Fill’er up – with fruit.
“Fruit naturally maintains electrolyte flow through your body, which keeps your muscles comfortable,” Griesel says. “Plus, because it is naturally pre-packaged in its skin, you can easily take fruit anywhere, making it the perfect snack for eating on the go.” Want something a little more compact without sacrificing nutrition? Pack some prunes, banana chips, or dried apricots for the road.
Forgo caffeine and soda and drink water.
As tempting as it can be to drink energy-boosting beverages in the car, think twice before you indulge. “It makes for an unpleasant trip when someone is jacked up on caffeine or sugar,” Griesel says. Both can worsen the agitation travelers already feel from being cooped up in the car. “Water is the best thing.”
Stretch your brain.
Families tend to save the game playing for that rainy day on vacation, but why not start playing together on the way to your destination? See who can count the most red cars or flags first, search for the farthest state license plate, or play name that tune. “Mental exercises create distraction and bonding in the car’s close quarters,” Andersen says.
Get out and stretch your body.
Simply getting out of the car and walking around and stretching for a few minutes can do wonders to rejuvenate passengers on a long trip. Plus, it can push you out of the slump that results from eating in the car. To stretch your body and release tension, have the whole family do the following exercises from New Jersey physical therapist Chris Keating:
- Hamstring stretch seated: Straighten your leg and place the heel on the ground in front of you. Keeping your back straight, lean forward at the hips until you feel the stretch on the back of your thigh and lower leg. Hold the stretch without bouncing for 20 to 30 seconds. Switch sides.
- Lunge: Take an exaggerated step (lead foot) directly forward and plant the foot on the ground. Keep the knee directly over the lead foot. Lower the trailing knee until it is one to two inches above the floor. Forcefully push off the floor with the lead leg and return to the starting position. Switch sides.
- Posterior capsule stretch: Take your left hand and pull your right arm across your body. Make sure your right arm is at shoulder height and feel the stretch in the back of your shoulder.
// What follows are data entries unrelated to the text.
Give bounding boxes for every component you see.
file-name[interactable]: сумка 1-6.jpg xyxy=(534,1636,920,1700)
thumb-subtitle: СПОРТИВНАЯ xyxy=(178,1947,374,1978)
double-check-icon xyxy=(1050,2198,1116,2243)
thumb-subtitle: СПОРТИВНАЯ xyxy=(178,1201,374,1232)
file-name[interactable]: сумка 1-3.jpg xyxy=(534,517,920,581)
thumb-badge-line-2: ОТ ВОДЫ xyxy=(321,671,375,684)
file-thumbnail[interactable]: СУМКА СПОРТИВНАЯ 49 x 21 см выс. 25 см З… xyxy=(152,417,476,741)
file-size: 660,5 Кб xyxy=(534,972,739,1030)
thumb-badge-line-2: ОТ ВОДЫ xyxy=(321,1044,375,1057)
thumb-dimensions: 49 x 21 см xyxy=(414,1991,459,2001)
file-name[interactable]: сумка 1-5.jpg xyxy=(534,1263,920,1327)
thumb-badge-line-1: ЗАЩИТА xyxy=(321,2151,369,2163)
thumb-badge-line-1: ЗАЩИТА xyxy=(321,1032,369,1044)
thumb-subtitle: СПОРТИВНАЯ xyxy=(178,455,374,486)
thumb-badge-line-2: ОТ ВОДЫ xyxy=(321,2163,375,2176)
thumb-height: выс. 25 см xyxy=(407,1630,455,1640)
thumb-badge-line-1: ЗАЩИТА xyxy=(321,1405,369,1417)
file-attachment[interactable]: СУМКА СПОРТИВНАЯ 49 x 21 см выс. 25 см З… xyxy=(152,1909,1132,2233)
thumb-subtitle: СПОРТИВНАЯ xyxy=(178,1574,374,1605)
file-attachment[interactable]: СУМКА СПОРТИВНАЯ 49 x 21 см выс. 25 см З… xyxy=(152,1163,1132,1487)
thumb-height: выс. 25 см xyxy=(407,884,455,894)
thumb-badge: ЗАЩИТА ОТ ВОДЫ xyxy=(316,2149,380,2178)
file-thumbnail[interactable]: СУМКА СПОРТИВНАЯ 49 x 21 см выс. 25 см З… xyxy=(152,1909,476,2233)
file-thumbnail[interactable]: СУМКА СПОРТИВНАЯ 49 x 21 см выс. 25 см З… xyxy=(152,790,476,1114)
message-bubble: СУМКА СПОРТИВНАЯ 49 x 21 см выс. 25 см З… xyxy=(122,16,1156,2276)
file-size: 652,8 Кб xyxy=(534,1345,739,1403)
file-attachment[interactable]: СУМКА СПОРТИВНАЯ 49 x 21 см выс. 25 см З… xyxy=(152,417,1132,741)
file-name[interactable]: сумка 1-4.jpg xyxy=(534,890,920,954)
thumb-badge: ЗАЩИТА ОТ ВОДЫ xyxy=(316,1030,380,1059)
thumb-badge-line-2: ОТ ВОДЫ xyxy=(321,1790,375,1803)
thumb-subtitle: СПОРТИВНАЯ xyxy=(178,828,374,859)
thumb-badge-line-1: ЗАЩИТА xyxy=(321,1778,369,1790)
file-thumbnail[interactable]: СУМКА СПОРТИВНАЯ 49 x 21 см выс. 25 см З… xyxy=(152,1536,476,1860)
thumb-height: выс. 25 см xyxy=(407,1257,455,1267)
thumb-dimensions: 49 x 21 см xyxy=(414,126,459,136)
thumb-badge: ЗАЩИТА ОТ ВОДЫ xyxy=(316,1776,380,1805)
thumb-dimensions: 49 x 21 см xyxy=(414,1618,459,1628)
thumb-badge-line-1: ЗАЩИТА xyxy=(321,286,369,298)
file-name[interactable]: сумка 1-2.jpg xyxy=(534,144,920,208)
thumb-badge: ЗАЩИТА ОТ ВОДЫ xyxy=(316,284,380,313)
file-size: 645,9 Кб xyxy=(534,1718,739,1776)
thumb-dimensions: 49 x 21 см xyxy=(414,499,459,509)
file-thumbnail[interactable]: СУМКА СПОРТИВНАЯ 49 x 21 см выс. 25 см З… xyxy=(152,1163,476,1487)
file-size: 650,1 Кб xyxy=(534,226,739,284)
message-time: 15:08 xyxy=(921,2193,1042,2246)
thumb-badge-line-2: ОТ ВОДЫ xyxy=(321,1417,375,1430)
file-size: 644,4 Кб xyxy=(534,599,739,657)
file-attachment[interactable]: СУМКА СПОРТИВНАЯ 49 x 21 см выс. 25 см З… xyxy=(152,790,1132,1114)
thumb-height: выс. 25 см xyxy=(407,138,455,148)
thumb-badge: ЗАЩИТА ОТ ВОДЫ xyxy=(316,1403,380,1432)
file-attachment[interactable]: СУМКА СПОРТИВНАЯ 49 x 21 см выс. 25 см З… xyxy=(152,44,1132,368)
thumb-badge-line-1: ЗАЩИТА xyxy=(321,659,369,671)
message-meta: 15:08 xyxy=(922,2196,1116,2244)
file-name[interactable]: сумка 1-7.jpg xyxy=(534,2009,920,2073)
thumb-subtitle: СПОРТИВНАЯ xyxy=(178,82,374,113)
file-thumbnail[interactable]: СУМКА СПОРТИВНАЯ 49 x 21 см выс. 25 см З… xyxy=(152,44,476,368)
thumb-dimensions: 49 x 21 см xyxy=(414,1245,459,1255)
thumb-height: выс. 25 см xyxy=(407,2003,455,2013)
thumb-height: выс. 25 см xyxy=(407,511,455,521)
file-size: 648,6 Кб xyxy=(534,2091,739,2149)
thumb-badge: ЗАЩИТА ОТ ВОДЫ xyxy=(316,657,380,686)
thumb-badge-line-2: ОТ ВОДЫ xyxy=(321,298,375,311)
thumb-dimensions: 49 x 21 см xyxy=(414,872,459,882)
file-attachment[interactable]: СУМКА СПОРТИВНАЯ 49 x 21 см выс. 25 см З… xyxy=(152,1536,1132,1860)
Do your best Darth Vader impression.
When things get tense in the car, it pays to pull over and take a deep breath, especially for the driver, Griesel says. “Close your eyes, take a deep breath in, and when you breathe out, do your best Darth Vader impression. The added vibration has been proven to relax the body better,” she says. “Take 10 of these deep breaths to help you regroup.”
With a little planning and a few creative strategies, you can survive any road trip with your sanity and health intact. Your family can be part of the solution, too. Ask them to suggest road trip activities and other ways to stay active while on the road.